La réforme voulue par Gabriel Attal, qui permettra d’engager plus tôt les étudiants dans un parcours conduisant au professorat en leur faisant passer le concours en fin de licence, est susceptible de corriger les effets pervers de la mastérisation, en accroissant le vivier de candidats potentiels. Les lauréats auront alors deux ans pour compléter leur formation disciplinaire et découvrir le métier de professeur. Le statut de fonctionnaire accordé aux étudiants-professeurs, et la rémunération des deux années de master, vont dans le bon sens, et permettront peut-être d’éviter en partie la fuite des meilleurs étudiants vers d’autres masters. 

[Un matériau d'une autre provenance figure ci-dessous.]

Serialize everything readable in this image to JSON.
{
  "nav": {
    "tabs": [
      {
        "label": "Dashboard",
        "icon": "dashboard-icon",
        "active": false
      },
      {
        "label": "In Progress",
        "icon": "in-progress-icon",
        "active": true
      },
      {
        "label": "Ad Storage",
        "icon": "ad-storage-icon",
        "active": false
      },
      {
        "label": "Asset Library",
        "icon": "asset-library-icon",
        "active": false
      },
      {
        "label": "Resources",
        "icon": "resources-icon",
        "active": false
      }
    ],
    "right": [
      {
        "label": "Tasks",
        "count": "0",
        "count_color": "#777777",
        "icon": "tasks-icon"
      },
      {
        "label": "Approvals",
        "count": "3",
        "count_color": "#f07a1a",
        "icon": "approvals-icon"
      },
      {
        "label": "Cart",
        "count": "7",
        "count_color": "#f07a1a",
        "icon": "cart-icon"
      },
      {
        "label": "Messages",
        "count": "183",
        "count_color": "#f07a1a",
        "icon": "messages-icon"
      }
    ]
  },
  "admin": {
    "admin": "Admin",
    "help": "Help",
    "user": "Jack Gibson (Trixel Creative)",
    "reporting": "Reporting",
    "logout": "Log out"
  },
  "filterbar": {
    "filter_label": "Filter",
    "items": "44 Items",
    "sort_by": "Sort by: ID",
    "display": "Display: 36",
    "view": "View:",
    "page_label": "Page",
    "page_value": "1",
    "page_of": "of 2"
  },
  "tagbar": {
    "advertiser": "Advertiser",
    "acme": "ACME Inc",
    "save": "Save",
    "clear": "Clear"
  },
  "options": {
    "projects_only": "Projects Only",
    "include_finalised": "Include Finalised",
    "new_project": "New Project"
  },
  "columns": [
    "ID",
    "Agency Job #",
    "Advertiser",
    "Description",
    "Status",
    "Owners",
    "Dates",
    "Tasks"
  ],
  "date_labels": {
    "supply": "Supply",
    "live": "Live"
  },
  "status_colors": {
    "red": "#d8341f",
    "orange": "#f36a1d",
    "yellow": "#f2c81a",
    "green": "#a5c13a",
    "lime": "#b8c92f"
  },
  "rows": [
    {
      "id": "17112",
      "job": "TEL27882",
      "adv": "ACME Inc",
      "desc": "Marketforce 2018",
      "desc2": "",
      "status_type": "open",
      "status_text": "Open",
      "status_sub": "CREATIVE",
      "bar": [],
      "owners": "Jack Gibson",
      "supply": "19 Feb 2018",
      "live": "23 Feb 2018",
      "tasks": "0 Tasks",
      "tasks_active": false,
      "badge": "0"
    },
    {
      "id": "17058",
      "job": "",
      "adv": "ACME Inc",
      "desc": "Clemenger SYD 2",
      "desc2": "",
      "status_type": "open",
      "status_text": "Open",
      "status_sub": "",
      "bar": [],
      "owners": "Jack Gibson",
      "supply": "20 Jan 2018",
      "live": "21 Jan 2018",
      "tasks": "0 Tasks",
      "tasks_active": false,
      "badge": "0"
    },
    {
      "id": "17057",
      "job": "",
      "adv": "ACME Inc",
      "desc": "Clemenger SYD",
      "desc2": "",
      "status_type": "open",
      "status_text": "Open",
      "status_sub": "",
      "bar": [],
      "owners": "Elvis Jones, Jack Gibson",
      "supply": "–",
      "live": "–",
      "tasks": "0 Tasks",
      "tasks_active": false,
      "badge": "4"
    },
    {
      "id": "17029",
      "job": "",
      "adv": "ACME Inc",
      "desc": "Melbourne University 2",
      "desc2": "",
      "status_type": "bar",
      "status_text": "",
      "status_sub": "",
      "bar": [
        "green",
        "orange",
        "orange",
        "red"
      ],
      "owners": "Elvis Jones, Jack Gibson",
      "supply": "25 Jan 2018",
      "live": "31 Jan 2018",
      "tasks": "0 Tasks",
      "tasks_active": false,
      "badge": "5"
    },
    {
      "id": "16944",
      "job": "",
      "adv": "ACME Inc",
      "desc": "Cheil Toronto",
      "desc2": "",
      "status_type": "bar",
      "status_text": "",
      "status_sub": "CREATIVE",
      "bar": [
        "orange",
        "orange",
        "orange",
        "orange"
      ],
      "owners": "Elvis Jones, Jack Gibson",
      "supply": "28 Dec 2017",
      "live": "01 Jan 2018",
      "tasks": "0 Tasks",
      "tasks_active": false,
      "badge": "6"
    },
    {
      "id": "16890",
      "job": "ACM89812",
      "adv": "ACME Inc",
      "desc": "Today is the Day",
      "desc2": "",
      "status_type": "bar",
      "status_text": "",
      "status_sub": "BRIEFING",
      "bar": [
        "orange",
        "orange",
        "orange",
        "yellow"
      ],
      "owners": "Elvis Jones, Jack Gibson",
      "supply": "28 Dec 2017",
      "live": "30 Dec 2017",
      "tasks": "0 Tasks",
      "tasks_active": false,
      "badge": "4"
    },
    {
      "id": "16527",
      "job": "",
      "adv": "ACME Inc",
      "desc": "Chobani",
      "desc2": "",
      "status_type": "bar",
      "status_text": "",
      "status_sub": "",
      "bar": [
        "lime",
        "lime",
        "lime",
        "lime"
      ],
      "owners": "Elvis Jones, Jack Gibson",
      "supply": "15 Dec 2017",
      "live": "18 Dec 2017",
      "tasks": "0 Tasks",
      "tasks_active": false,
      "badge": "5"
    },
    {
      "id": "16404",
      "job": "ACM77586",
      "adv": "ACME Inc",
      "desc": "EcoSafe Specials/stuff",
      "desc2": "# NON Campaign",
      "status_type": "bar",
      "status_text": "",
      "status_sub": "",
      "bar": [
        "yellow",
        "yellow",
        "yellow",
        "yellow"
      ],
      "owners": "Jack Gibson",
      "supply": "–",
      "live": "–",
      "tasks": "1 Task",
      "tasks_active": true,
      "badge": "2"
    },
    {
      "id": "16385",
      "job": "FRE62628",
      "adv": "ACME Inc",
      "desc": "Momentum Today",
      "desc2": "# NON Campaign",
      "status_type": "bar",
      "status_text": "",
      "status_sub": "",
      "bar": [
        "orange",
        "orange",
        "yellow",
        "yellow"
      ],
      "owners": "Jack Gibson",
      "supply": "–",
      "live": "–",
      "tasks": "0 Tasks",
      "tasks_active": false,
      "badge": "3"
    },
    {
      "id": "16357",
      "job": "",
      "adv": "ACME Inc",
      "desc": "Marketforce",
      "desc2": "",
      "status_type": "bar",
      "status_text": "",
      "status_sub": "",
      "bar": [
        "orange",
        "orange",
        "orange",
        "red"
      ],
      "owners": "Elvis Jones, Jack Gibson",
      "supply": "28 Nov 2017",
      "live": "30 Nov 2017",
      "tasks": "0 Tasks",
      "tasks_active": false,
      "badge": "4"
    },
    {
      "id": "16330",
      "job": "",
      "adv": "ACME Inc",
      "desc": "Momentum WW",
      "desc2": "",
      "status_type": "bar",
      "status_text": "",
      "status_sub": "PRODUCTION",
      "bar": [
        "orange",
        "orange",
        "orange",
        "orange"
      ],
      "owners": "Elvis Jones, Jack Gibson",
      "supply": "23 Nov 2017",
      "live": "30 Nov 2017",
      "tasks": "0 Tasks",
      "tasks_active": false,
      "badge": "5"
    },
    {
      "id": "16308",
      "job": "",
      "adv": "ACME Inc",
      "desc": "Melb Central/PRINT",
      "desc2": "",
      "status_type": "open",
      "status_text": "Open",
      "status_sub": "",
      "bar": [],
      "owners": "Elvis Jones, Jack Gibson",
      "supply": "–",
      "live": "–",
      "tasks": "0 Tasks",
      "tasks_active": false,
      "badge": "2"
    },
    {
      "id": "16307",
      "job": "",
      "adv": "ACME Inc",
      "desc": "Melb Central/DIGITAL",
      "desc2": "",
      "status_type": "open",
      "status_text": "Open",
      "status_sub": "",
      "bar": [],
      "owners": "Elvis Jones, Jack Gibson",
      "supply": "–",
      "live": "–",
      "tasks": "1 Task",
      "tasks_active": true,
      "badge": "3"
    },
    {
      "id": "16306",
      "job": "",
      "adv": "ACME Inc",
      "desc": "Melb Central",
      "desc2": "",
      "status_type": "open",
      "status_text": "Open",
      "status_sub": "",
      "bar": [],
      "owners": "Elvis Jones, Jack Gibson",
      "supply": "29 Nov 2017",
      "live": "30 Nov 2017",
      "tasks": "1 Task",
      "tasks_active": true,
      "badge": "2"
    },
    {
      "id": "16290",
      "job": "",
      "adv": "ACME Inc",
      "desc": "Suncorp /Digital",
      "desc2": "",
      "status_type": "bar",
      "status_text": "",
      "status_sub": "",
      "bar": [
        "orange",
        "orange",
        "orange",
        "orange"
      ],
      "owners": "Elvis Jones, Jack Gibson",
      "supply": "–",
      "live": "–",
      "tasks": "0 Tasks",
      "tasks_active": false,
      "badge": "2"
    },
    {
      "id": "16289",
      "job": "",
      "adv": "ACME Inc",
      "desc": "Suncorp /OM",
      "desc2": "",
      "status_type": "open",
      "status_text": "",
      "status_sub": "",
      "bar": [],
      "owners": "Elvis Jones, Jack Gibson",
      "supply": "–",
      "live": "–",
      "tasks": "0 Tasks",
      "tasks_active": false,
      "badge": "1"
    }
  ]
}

Cependant, cette réforme ne suffira pas à elle seule à répondre à la crise des vocations, et à rendre le métier plus désirable. Pour Action et Démocratie, une revalorisation substantielle des salaires, à hauteur de ce qui se pratique dans les pays européens comparables à la France, est une condition première pour rendre le métier plus attractif. Mais elle doit être également accompagnée d’une revalorisation symbolique du métier, à partir d’une politique éducative qui fasse “le pari de l’intelligence” et se propose d’amener la jeunesse du pays au plus haut niveau de formation intellectuelle, culturelle et morale. Ce qui engage à rétablir des exigences fortes notamment en matière de discipline scolaire, de niveau d’enseignement, de travail des élèves, pour que le savoir qu’ont à transmettre les futurs professeurs ne soit pas dilué dans des pratiques pédagogiques contre-productives et redonne du sens et de la noblesse à un métier passionnant mais abîmé par des décennies d’aveuglement idéologique et d’incurie politique. 

Note : le fait qu’il y ait plus d’admis que de postes offerts pour la période 2001-2005 s’explique par l’intégration des candidats admis en liste complémentaire dans les statistiques du ministère.

Note : le rebond spectaculaire du nombre de candidats et de postes en 2014 s’explique par l’organisation d’une seconde session (dite session exceptionnelle) dans la même année. Il faut cependant noter que 39 % des candidats présents aux concours enseignants de la session exceptionnelle se sont présentés une nouvelle fois au second concours de la même année, dit concours rénové. De plus, il était possible pour la première fois aux étudiants inscrits en M1 de passer le concours, ce qui a fait augmente le vivier de candidats.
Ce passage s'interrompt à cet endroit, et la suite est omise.